Official: Brake Pad Knock Back Thread
As some of you know I and a few others have fought brake pad knock back issues. With a fixed caliper like many of the large manufacturers use, any slack in the bearings under load cause the pads to recede the pistons into the caliper. This isn't so great the next time you hit the brake pedal since you experience more pedal travel than the previous stroke.
The first time I autocrossed my car I had to pump the brakes between the corners. I determined I had .020.021 play end play in each axle. I bought some different retainer plates and got it down to .005/.006. While that has improved it tremendously, I'm still not satisfied on the street or track. I know it's not the front because I have C6 bearing packs and they only net .001 play. At this point I called Wilwood and they don't offer a floating caliper so I would need to switch brakes if I go that route. My number two thought is to go to a tapered bearing. I called moser and they said most circle track and autocrossers run a tapered bearing but he couldn't guarantee that would fix my problem. He also said .005 was tight enough for a roller bearing.

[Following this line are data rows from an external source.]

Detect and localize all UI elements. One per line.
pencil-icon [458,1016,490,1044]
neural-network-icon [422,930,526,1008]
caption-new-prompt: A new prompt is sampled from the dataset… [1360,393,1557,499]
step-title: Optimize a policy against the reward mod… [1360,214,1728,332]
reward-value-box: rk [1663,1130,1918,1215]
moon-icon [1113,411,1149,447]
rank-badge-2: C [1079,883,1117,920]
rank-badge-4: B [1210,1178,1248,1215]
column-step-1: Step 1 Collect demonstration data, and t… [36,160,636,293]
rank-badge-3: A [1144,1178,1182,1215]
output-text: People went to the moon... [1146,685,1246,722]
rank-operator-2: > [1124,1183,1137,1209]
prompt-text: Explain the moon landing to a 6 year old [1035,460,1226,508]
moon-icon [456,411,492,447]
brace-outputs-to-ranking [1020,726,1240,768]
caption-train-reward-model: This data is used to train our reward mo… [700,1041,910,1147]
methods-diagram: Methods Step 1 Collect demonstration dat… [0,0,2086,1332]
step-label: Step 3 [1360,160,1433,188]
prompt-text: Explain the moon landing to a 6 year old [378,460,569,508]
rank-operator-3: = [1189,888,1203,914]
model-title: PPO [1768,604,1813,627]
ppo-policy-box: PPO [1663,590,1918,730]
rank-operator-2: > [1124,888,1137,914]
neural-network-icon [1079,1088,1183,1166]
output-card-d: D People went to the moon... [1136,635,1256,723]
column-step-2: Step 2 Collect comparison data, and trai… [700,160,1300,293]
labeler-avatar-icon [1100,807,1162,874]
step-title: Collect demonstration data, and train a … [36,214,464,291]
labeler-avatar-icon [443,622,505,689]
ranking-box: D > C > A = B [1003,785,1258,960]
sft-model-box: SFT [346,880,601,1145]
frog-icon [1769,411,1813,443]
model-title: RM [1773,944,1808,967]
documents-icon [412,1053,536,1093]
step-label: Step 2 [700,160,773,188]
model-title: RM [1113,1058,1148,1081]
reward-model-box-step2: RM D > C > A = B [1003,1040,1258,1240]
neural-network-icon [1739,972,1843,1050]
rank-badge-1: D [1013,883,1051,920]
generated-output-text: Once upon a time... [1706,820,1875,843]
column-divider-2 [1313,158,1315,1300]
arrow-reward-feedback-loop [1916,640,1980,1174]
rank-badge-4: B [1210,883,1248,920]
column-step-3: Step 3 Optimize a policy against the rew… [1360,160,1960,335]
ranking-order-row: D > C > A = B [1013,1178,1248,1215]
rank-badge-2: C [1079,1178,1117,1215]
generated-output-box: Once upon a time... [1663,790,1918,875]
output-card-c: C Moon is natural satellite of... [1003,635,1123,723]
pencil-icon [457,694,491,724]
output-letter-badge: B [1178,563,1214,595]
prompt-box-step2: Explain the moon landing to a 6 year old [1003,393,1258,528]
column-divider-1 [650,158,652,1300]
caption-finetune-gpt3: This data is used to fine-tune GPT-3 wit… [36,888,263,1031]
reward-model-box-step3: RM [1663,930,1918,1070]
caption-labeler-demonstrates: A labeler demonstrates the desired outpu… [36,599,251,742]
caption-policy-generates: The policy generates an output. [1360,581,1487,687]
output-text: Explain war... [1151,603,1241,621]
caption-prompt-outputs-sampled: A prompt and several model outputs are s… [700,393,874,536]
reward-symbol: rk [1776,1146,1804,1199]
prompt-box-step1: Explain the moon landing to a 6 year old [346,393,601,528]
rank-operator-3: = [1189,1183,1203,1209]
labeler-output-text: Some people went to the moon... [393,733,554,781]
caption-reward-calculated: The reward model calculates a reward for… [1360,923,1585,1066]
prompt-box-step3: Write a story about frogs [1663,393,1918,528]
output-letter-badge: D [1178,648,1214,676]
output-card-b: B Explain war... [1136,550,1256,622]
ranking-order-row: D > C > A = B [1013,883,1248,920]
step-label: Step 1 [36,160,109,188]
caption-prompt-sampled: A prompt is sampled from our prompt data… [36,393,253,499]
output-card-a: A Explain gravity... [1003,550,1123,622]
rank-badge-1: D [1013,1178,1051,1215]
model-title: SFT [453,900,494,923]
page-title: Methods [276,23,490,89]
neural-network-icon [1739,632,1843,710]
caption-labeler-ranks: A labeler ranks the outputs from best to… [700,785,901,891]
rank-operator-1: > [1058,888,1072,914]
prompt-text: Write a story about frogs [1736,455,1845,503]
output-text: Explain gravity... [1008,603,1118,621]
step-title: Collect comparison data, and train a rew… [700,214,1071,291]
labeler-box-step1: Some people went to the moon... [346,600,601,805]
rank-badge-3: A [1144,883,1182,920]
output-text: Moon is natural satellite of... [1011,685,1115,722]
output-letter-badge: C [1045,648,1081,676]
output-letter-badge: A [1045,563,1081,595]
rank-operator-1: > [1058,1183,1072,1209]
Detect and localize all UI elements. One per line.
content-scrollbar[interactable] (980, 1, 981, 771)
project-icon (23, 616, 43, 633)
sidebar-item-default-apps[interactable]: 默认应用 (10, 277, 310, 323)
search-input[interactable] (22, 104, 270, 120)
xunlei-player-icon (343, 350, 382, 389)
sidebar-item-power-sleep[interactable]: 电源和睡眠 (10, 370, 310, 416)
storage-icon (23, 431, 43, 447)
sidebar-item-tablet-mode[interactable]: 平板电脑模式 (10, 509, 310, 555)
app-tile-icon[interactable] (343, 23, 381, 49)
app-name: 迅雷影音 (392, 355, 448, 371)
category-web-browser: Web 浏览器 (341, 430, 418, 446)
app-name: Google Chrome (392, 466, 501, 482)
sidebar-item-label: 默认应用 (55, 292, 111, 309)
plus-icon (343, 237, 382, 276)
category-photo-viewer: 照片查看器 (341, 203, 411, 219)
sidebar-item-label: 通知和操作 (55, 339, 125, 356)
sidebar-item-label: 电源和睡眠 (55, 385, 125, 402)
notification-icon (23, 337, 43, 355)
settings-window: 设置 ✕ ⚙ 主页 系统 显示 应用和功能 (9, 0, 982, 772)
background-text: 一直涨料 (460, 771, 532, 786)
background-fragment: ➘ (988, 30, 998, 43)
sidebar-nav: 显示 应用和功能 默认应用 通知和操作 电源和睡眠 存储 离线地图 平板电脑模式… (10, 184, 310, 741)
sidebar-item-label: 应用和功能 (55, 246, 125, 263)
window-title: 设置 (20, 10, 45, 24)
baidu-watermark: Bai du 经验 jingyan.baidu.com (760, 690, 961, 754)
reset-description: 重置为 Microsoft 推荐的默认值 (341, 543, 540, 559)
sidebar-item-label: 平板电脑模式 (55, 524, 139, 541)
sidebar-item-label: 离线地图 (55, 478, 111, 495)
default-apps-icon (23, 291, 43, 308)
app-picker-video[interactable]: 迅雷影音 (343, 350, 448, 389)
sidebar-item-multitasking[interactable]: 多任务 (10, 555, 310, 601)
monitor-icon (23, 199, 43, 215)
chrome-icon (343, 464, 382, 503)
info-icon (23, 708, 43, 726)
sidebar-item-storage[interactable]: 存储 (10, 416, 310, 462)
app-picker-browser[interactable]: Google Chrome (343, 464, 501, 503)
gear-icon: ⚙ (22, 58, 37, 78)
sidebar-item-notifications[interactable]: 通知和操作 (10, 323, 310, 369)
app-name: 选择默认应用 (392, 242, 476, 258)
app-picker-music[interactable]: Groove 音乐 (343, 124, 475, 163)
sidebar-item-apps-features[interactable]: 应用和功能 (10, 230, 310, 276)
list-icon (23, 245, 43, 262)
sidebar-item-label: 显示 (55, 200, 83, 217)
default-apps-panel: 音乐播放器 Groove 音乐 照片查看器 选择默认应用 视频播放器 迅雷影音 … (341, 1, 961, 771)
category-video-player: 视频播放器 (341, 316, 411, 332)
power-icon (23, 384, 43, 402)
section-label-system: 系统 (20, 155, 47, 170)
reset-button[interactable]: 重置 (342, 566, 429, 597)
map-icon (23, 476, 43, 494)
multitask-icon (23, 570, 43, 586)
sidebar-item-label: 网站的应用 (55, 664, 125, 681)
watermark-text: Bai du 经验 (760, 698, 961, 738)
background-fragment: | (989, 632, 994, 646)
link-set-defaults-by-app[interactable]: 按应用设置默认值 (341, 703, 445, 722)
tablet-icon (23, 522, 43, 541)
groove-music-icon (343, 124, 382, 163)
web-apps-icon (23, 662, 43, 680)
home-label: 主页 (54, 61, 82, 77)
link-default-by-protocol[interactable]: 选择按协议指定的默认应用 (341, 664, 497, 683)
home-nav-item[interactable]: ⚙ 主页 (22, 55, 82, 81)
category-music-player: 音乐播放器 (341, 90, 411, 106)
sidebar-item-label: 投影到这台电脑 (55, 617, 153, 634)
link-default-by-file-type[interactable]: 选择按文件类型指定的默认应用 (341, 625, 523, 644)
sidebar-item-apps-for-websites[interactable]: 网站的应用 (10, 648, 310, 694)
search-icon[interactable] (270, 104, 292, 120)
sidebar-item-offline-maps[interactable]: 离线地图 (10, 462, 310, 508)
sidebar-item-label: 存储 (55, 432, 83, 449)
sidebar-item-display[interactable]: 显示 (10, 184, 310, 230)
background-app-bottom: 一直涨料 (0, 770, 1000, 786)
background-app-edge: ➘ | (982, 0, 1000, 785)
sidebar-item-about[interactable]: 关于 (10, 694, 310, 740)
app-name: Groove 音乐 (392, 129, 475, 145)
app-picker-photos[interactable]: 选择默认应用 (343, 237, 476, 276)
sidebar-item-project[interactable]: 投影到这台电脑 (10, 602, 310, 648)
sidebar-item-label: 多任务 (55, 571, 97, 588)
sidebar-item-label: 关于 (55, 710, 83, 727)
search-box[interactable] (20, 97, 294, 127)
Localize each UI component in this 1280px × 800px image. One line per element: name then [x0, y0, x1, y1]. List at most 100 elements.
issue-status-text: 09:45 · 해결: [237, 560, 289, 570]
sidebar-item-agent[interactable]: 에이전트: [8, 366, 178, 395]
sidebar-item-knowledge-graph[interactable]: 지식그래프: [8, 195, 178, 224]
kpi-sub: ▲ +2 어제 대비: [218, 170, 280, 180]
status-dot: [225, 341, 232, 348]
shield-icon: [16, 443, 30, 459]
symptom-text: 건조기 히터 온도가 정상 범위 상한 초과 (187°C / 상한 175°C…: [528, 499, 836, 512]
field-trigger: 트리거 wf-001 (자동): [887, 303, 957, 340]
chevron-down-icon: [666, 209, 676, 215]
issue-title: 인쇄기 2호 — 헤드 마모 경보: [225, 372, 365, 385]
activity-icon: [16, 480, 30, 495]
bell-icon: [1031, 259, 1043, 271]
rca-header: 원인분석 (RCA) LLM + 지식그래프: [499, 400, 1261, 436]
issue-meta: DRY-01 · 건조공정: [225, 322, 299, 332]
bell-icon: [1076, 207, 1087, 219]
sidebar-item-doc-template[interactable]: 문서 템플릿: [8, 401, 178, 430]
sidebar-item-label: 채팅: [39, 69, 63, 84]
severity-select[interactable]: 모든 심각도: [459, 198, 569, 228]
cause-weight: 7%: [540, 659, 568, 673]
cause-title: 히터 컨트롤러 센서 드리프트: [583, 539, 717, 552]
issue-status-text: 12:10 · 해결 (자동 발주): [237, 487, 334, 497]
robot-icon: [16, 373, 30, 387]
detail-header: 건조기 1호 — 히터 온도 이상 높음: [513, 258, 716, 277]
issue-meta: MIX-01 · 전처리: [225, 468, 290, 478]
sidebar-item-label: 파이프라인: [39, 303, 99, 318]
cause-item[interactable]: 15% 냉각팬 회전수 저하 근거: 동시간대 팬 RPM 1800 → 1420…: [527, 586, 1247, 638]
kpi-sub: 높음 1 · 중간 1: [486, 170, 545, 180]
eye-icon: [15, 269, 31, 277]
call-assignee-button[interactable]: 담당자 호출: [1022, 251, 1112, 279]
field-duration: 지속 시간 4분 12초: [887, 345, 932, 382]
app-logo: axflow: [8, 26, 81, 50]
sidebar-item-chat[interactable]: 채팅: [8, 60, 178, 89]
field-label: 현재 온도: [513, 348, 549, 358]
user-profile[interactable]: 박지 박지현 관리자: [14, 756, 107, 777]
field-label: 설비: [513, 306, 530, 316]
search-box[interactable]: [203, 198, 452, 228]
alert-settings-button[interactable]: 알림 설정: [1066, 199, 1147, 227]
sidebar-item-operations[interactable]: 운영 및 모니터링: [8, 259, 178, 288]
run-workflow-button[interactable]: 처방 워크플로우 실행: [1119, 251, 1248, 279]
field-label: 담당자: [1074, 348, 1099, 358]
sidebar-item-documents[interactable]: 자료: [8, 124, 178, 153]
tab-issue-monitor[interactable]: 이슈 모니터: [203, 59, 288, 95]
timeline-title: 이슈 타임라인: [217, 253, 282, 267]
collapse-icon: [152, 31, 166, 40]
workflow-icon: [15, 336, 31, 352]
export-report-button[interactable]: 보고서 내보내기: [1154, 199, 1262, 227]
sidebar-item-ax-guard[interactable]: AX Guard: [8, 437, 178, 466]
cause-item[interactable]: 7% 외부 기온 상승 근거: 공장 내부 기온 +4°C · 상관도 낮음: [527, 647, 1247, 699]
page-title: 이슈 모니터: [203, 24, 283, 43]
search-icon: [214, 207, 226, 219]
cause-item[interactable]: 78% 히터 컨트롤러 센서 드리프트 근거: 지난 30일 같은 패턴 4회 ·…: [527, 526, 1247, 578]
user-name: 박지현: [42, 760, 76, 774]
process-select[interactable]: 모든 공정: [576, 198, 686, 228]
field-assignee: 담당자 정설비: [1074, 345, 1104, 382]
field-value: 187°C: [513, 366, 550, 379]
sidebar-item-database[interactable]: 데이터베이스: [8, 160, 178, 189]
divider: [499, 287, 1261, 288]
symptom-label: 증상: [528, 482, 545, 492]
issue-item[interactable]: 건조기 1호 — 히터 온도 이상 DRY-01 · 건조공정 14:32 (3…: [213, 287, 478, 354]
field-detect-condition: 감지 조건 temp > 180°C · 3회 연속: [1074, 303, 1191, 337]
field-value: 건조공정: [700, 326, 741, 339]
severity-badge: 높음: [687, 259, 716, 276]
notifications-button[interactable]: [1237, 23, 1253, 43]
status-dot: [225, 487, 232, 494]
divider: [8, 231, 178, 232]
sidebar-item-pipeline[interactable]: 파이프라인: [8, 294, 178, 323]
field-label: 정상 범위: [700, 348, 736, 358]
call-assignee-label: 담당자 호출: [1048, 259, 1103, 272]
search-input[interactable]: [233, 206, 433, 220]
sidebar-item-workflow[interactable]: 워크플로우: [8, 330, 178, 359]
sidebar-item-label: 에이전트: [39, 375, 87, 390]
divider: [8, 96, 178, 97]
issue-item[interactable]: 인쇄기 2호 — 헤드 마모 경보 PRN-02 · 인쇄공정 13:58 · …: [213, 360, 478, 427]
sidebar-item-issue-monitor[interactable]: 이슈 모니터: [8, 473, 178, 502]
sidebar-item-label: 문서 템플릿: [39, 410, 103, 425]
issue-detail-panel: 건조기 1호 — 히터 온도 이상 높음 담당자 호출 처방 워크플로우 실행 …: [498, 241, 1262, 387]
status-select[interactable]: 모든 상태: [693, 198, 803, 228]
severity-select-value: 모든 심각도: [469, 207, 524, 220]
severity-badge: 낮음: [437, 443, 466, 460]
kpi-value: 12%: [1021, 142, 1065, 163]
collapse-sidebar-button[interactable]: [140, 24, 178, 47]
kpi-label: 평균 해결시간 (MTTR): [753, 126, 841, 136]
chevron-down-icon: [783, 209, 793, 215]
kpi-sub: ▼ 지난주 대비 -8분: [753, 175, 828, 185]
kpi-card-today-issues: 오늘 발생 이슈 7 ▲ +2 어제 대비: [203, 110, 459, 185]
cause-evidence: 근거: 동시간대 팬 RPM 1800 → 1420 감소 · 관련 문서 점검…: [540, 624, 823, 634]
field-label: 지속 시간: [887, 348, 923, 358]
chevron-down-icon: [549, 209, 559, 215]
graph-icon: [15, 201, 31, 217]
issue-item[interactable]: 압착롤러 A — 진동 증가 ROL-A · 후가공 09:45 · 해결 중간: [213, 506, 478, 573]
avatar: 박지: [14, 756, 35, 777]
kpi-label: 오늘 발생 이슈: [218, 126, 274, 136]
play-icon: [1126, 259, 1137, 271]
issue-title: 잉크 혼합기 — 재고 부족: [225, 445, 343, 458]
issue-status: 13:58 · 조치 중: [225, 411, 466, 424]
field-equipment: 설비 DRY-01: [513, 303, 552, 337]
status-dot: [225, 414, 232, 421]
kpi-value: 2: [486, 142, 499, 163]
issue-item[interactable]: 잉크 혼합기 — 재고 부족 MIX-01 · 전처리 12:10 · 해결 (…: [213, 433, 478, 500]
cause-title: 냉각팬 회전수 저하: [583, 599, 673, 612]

I can't really get anybody to cough up a spec on how tight the axle end play should be. Wilwood is actually sending me some shims but how much tighter can I go and will .002-.003 really help that much. Has anyone changed from a roller to a tapered bearing and has it helped? I'm experiencing a change in brake pedal even on the street under normal drving conditions. While it's managable on the street and track. I want a consistant brake pedal. I had a brief conversation with Frank at Prodigy yesterday and it's happening with other brake manufacturers as well. He said he knows a guy that is running a 10psi residual valve in the front and back. While I'm sure that would fix my issue, I feel it will cause excess heat and pad wear on a cruise that could potentially cause brake failure.